Summary of the changes/improvements I made (in no particular order):
- I re-used the 3/0 cables that Newmar had used for the batteries for the short connections between the batteries and and the runs between the banks of 4.

- In trying to best balance the charging and discharging of the batteries I used a method which breaks down the 8 batteries in 2 sets of 4 and has the negative and positive leads come off separate sides of the bank. I attached a picture of an example.

- I added busbars for both the positive and ground connections to make connections easier and more standard.

-I moved my Victron solar controller from the first storage compartment to the new battery compartment to make it easier to get to and also shut down when needed (my RV has a covered port which stops the solar).

- I added (finally) a new cutoff switch to shut down the 12v in the RV. This will help with parasitic loads when stored.

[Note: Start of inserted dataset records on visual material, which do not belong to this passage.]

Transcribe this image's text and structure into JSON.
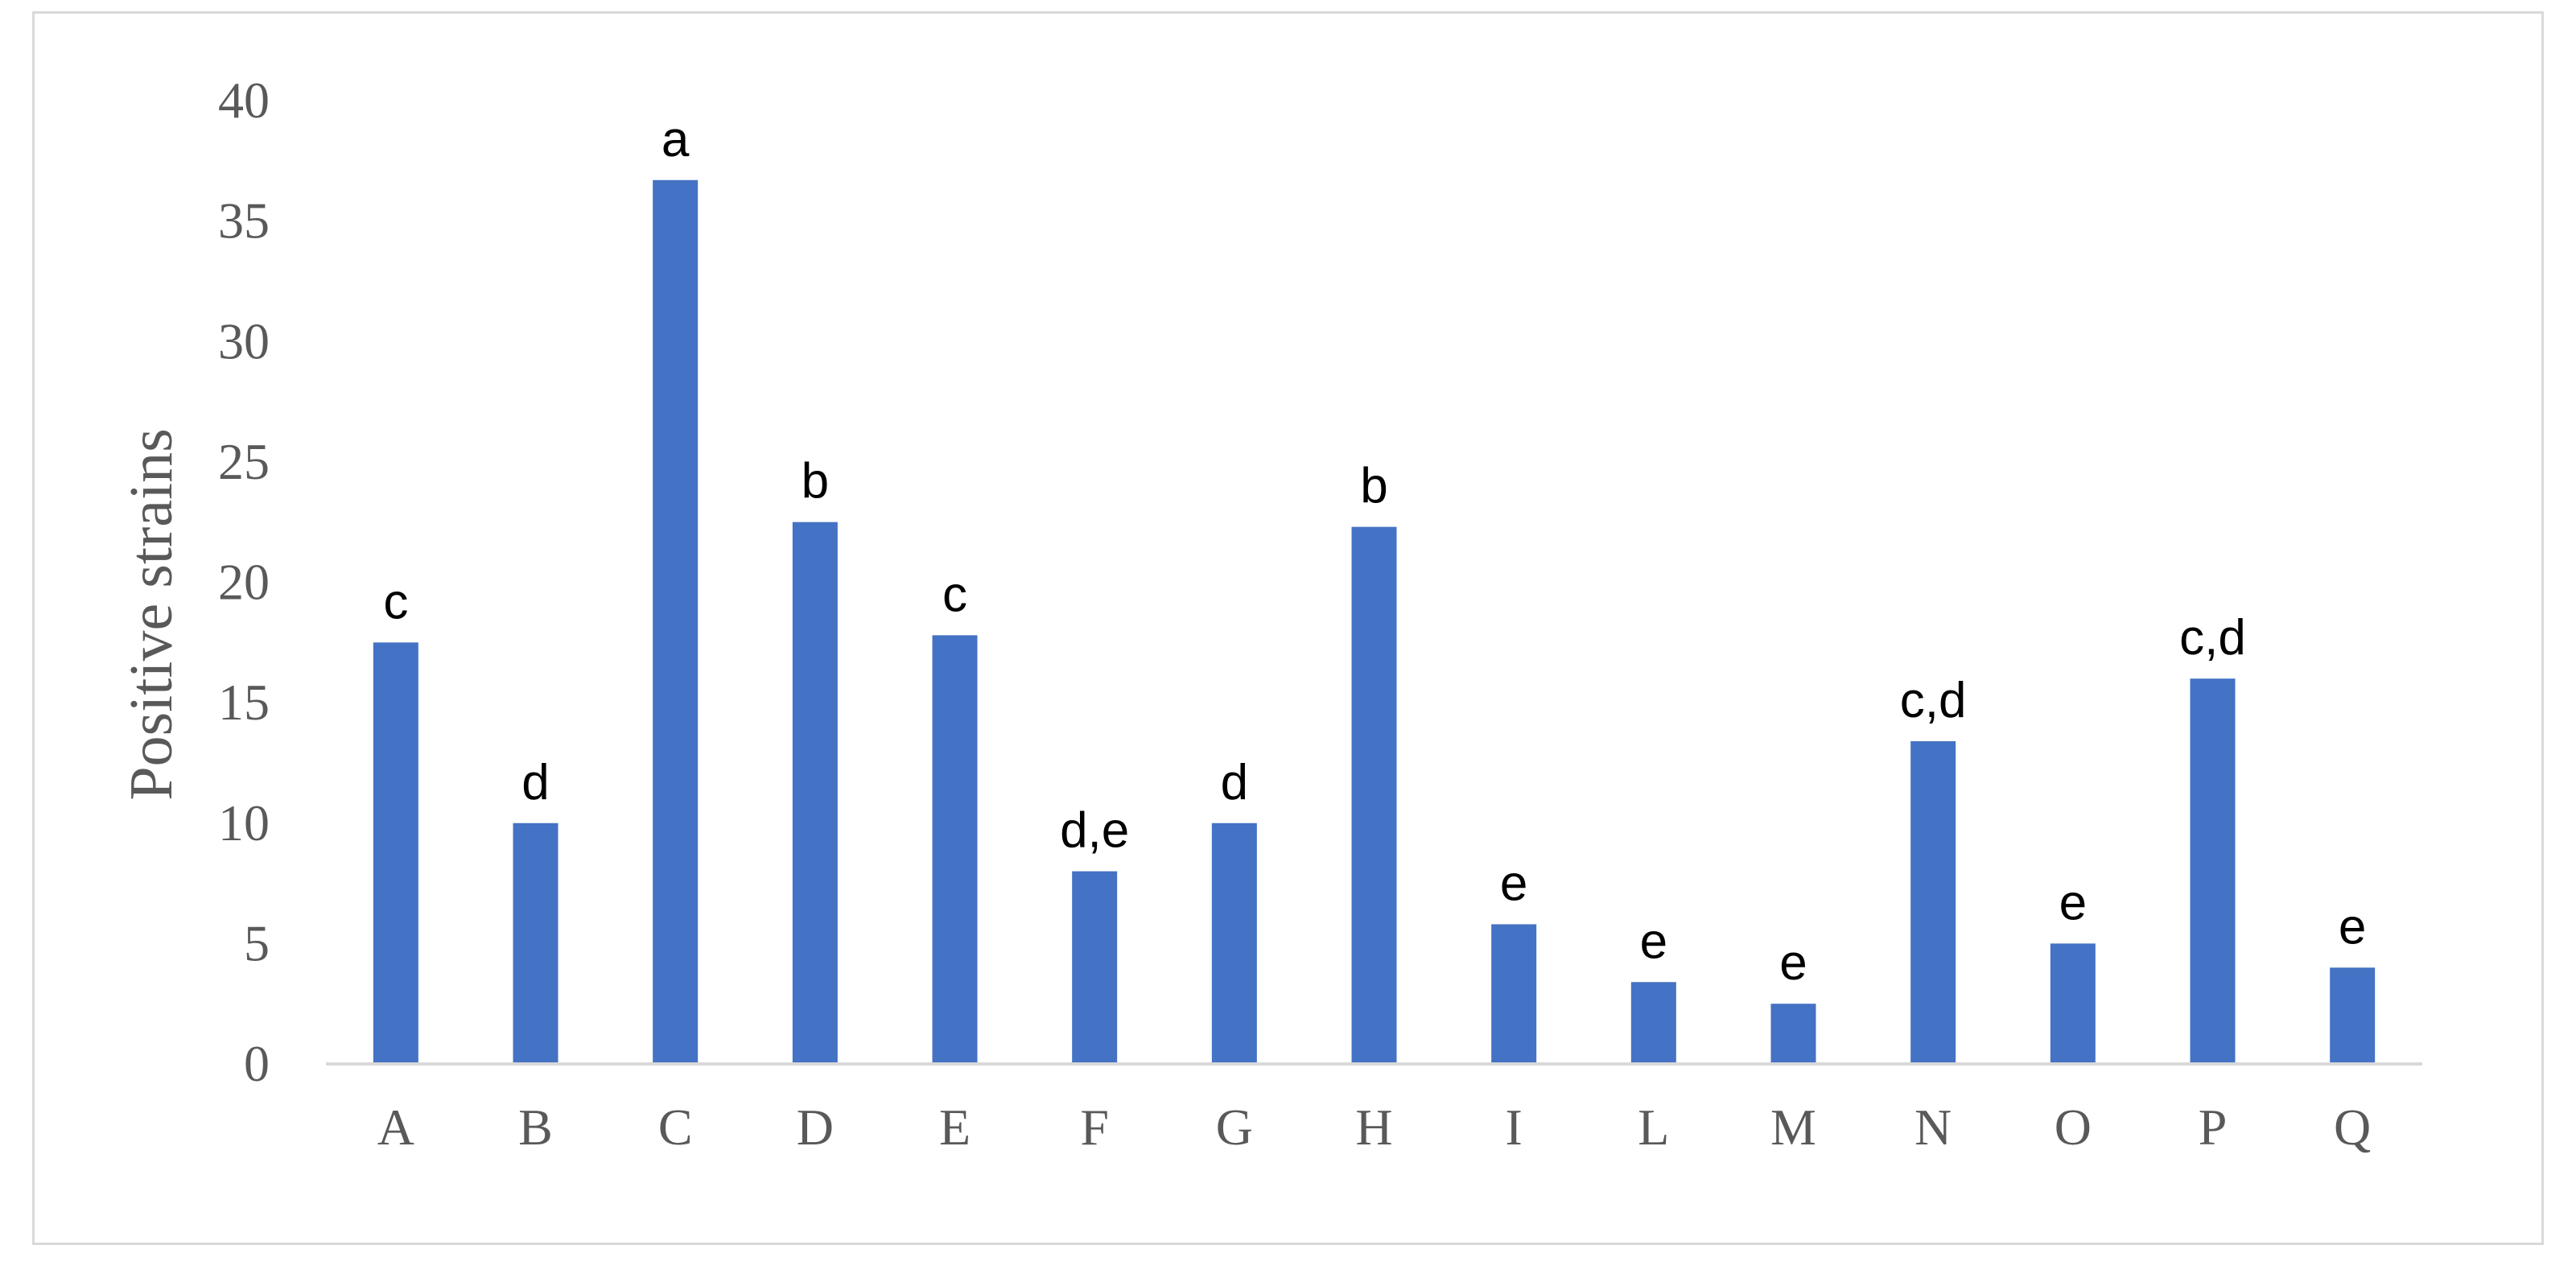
{
  "chart_data": {
    "type": "bar",
    "title": "",
    "xlabel": "",
    "ylabel": "Positive strains",
    "ylim": [
      0,
      40
    ],
    "yticks": [
      0,
      5,
      10,
      15,
      20,
      25,
      30,
      35,
      40
    ],
    "grid": false,
    "legend": "none",
    "bar_color": "#4472C4",
    "axis_color": "#d9d9d9",
    "categories": [
      "A",
      "B",
      "C",
      "D",
      "E",
      "F",
      "G",
      "H",
      "I",
      "L",
      "M",
      "N",
      "O",
      "P",
      "Q"
    ],
    "values": [
      17.5,
      10,
      36.7,
      22.5,
      17.8,
      8,
      10,
      22.3,
      5.8,
      3.4,
      2.5,
      13.4,
      5,
      16,
      4
    ],
    "labels": [
      "c",
      "d",
      "a",
      "b",
      "c",
      "d,e",
      "d",
      "b",
      "e",
      "e",
      "e",
      "c,d",
      "e",
      "c,d",
      "e"
    ]
  }
}
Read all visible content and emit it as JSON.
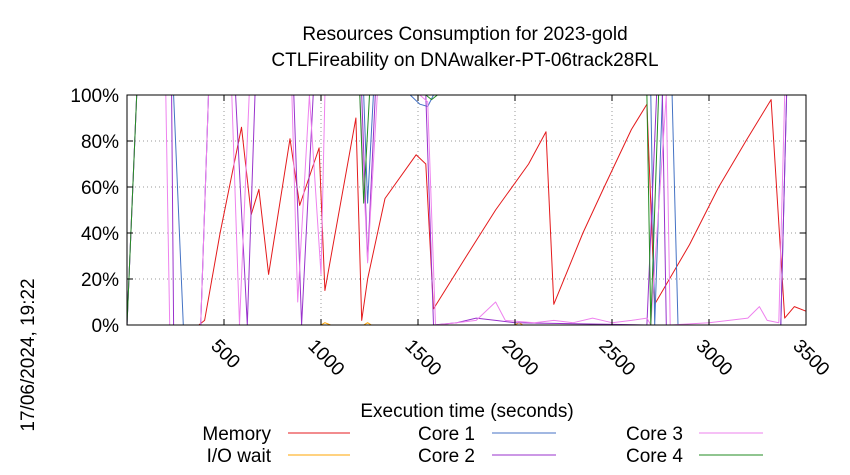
{
  "chart_data": {
    "type": "line",
    "title": "Resources Consumption for 2023-gold",
    "subtitle": "CTLFireability on DNAwalker-PT-06track28RL",
    "xlabel": "Execution time (seconds)",
    "ylabel": "",
    "xlim": [
      0,
      3500
    ],
    "ylim": [
      0,
      100
    ],
    "x_ticks": [
      500,
      1000,
      1500,
      2000,
      2500,
      3000,
      3500
    ],
    "y_ticks": [
      0,
      20,
      40,
      60,
      80,
      100
    ],
    "x_tick_labels": [
      "500",
      "1000",
      "1500",
      "2000",
      "2500",
      "3000",
      "3500"
    ],
    "y_tick_labels": [
      "0%",
      "20%",
      "40%",
      "60%",
      "80%",
      "100%"
    ],
    "grid": true,
    "legend_position": "bottom",
    "timestamp": "17/06/2024, 19:22",
    "series": [
      {
        "name": "Memory",
        "color": "#e41a1c",
        "points": [
          [
            0,
            0
          ],
          [
            100,
            0
          ],
          [
            200,
            0
          ],
          [
            300,
            0
          ],
          [
            370,
            0
          ],
          [
            400,
            2
          ],
          [
            480,
            40
          ],
          [
            590,
            86
          ],
          [
            640,
            48
          ],
          [
            680,
            59
          ],
          [
            730,
            22
          ],
          [
            840,
            81
          ],
          [
            890,
            52
          ],
          [
            990,
            77
          ],
          [
            1020,
            15
          ],
          [
            1180,
            90
          ],
          [
            1210,
            2
          ],
          [
            1240,
            20
          ],
          [
            1330,
            55
          ],
          [
            1490,
            74
          ],
          [
            1540,
            70
          ],
          [
            1580,
            7
          ],
          [
            1750,
            30
          ],
          [
            1900,
            50
          ],
          [
            2070,
            70
          ],
          [
            2160,
            84
          ],
          [
            2200,
            9
          ],
          [
            2350,
            40
          ],
          [
            2460,
            60
          ],
          [
            2600,
            85
          ],
          [
            2680,
            96
          ],
          [
            2720,
            9
          ],
          [
            2900,
            35
          ],
          [
            3050,
            60
          ],
          [
            3190,
            80
          ],
          [
            3320,
            98
          ],
          [
            3390,
            3
          ],
          [
            3440,
            8
          ],
          [
            3500,
            6
          ]
        ]
      },
      {
        "name": "I/O wait",
        "color": "#ffa500",
        "points": [
          [
            0,
            0
          ],
          [
            1000,
            0
          ],
          [
            1020,
            1
          ],
          [
            1050,
            0
          ],
          [
            1220,
            0
          ],
          [
            1240,
            1
          ],
          [
            1260,
            0
          ],
          [
            2000,
            0
          ],
          [
            2020,
            1
          ],
          [
            2040,
            0
          ],
          [
            3500,
            0
          ]
        ]
      },
      {
        "name": "Core 1",
        "color": "#4472c4",
        "points": [
          [
            0,
            0
          ],
          [
            50,
            100
          ],
          [
            200,
            100
          ],
          [
            215,
            100
          ],
          [
            240,
            100
          ],
          [
            290,
            0
          ],
          [
            380,
            0
          ],
          [
            420,
            100
          ],
          [
            1220,
            100
          ],
          [
            1240,
            53
          ],
          [
            1270,
            100
          ],
          [
            1460,
            100
          ],
          [
            1510,
            96
          ],
          [
            1550,
            95
          ],
          [
            1580,
            100
          ],
          [
            2700,
            100
          ],
          [
            2720,
            0
          ],
          [
            2760,
            100
          ],
          [
            2810,
            100
          ],
          [
            2840,
            0
          ],
          [
            3370,
            0
          ],
          [
            3400,
            100
          ],
          [
            3500,
            100
          ]
        ]
      },
      {
        "name": "Core 2",
        "color": "#9932cc",
        "points": [
          [
            0,
            0
          ],
          [
            50,
            100
          ],
          [
            200,
            100
          ],
          [
            230,
            100
          ],
          [
            240,
            0
          ],
          [
            380,
            0
          ],
          [
            420,
            100
          ],
          [
            560,
            100
          ],
          [
            620,
            0
          ],
          [
            660,
            100
          ],
          [
            860,
            100
          ],
          [
            900,
            0
          ],
          [
            960,
            100
          ],
          [
            1000,
            100
          ],
          [
            1050,
            100
          ],
          [
            1210,
            100
          ],
          [
            1240,
            28
          ],
          [
            1280,
            100
          ],
          [
            1520,
            100
          ],
          [
            1540,
            100
          ],
          [
            1580,
            0
          ],
          [
            1700,
            1
          ],
          [
            1800,
            3
          ],
          [
            1900,
            2
          ],
          [
            2000,
            1
          ],
          [
            2680,
            0
          ],
          [
            2730,
            100
          ],
          [
            2760,
            100
          ],
          [
            2780,
            0
          ],
          [
            3370,
            0
          ],
          [
            3400,
            100
          ],
          [
            3500,
            100
          ]
        ]
      },
      {
        "name": "Core 3",
        "color": "#ee82ee",
        "points": [
          [
            0,
            0
          ],
          [
            50,
            100
          ],
          [
            170,
            100
          ],
          [
            200,
            100
          ],
          [
            220,
            0
          ],
          [
            380,
            0
          ],
          [
            420,
            100
          ],
          [
            540,
            100
          ],
          [
            580,
            0
          ],
          [
            630,
            100
          ],
          [
            850,
            100
          ],
          [
            880,
            10
          ],
          [
            940,
            100
          ],
          [
            1000,
            22
          ],
          [
            1020,
            100
          ],
          [
            1200,
            100
          ],
          [
            1240,
            27
          ],
          [
            1290,
            100
          ],
          [
            1510,
            100
          ],
          [
            1550,
            97
          ],
          [
            1590,
            0
          ],
          [
            1700,
            1
          ],
          [
            1800,
            2
          ],
          [
            1900,
            10
          ],
          [
            1950,
            2
          ],
          [
            2100,
            1
          ],
          [
            2200,
            2
          ],
          [
            2300,
            1
          ],
          [
            2400,
            3
          ],
          [
            2500,
            1
          ],
          [
            2600,
            2
          ],
          [
            2680,
            3
          ],
          [
            2700,
            0
          ],
          [
            2780,
            100
          ],
          [
            2800,
            0
          ],
          [
            3000,
            1
          ],
          [
            3200,
            3
          ],
          [
            3260,
            8
          ],
          [
            3300,
            2
          ],
          [
            3360,
            1
          ],
          [
            3390,
            100
          ],
          [
            3500,
            100
          ]
        ]
      },
      {
        "name": "Core 4",
        "color": "#228b22",
        "points": [
          [
            0,
            0
          ],
          [
            50,
            100
          ],
          [
            1200,
            100
          ],
          [
            1220,
            53
          ],
          [
            1250,
            100
          ],
          [
            1480,
            100
          ],
          [
            1540,
            100
          ],
          [
            1570,
            98
          ],
          [
            1600,
            100
          ],
          [
            2680,
            100
          ],
          [
            2700,
            0
          ],
          [
            2740,
            100
          ],
          [
            3500,
            100
          ]
        ]
      }
    ]
  }
}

- I added a small (2x10) floor vent to the back of the compartment for ventilation in hot weather. It can be closed (like any floor vent) for winter. I also have a magnetic sheet that will go over it to help seal it when I want. I also have plans to put two computer fans on the back of this vent (12v) and set them to a thermostat to run when the temperature becomes warm.

- I purchased/installed a Victron Smart Shunt so I can see SOC via Bluetooth. I wired my Magnum shunt receiver to the Victron Smart Shunt (although I removed the actual Magnum shunt) so the Magnum will still be aware of (and calculate) the SOC.

- The new batteries are held in place on three sides by 1 1/2 aluminum L-bar. I also added 1/2 hard foam insulation between the batteries and the bar to make sure there are no ware points as we bounce down the road. I added insulation between the two banks of four to also avoid rub points, but also to add space for the cables that run to each battery. I also added a strap for each row of batteries to hold them down.

- I will be installing a Lithium BIM in the next week or so as an insurance policy. I am not really worried about losing any charge time from the alternator (due to the Li-BIM) as I have the solar to depend on. Also, the Lithium's charge pretty quickly, so you would not have to be on shore power or generator to top them off.

I think that is it... I will post something else if it comes to mind.

The finished product is below.
I am glad it is done!

Rich
Balanced Charging.png

BB project.jpg
 
I would like to add a gasket to the battery door like the other compartment doors have. Where is a good place to get that besides Newmar?
 
Thanks Neal. Although they have a good selection, not sure they ship in lower quantities. I looked at one item and it was for a roll of 125 ft….

I also need to replace the seal around my electrical connection compartment where the cord exits so I figure that’s the same stuff, yes? Have folks generally gotten that from Newmar?